Le registre exclurait identifiants d’accès, coordonnées bancaires, données personnelles, conditions d’emploi, conseils juridiques, pièces scellées et procédures de sécurité. Un domaine sensible peut être agrégé ou publié plus tard. Le but n’est pas de faire gérer AFRINIC par le public, mais d’éviter qu’une même décision paraisse appartenir à deux autorités.

Une objection sérieuse, mais limitée

Une transition exécutive ne peut pas être transparente dans tous ses détails. Les discussions avec le personnel doivent rester confidentielles; les stratégies contentieuses sont privilégiées; un inventaire d’accès peut faciliter une attaque. Cette objection condamne la divulgation indiscriminée, pas le suivi des états.

Une banque peut confirmer le transfert d’un mandat sans révéler un compte. Une équipe technique peut confirmer l’acceptation d’une escalade sans publier un secret. Le Conseil peut identifier le détenteur d’une instruction juridique sans exposer l’avis. Responsable, fondement, contrôleur et clôture sont publiables même lorsque le contenu reste protégé.

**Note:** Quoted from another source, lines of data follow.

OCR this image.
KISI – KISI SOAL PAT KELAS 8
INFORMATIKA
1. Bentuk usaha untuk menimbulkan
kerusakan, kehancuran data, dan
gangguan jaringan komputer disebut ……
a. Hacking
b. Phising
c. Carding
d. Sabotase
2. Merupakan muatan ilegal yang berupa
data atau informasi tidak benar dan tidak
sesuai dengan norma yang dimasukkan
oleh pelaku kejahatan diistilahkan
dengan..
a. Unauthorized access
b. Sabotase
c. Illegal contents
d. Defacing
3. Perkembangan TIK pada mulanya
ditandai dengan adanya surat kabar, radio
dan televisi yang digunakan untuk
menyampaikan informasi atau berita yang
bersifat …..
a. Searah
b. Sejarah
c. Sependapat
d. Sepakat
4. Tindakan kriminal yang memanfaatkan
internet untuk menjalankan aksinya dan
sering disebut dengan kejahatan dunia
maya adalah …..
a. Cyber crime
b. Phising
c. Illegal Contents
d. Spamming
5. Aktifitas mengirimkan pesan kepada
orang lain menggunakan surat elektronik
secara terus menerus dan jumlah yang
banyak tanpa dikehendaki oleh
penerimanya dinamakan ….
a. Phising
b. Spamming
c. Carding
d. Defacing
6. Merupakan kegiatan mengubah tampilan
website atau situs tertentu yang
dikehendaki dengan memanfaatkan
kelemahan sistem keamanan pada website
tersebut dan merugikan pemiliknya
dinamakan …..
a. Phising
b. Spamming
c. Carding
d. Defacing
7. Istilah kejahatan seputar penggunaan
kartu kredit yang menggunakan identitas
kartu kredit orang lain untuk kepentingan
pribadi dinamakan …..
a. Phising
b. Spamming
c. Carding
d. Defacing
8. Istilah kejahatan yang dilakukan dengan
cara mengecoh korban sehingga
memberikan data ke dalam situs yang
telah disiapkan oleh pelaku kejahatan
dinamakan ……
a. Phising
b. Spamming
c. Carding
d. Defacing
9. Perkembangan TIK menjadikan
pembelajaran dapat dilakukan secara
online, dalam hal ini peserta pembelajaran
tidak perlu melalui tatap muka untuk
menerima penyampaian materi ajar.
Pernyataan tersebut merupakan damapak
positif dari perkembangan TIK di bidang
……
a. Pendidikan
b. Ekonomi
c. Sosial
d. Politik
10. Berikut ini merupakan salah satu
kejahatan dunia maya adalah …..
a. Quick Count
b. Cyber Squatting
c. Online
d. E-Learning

Le coût est temporaire. Le registre existe parce que nomination et prise de fonction sont séparées. Il se ferme lorsque le nouveau titulaire accepte le dossier, lorsqu’une responsabilité demeure explicitement ailleurs, ou lorsqu’une dépendance ouverte conserve un responsable identifié.

Le 1er janvier doit clôturer, pas effacer

AFRINIC ne devrait pas simplement remplacer «désigné» par «directeur général» puis supprimer la page. La version finale doit conserver les transferts acceptés, les responsabilités retenues par le Conseil ou un autre organe, les consentements nécessaires et les dossiers encore conditionnels.

Ce reçu ne garantira pas la qualité de toutes les décisions. Il établira un fait plus modeste: AFRINIC savait qui pouvait décider, sur quel fondement et à quel moment la responsabilité avait changé de mains.

Le prochain directeur général est connu. Le prochain test consiste à rendre chaque décision attribuable jusqu’à ce que le titre et la fonction coïncident.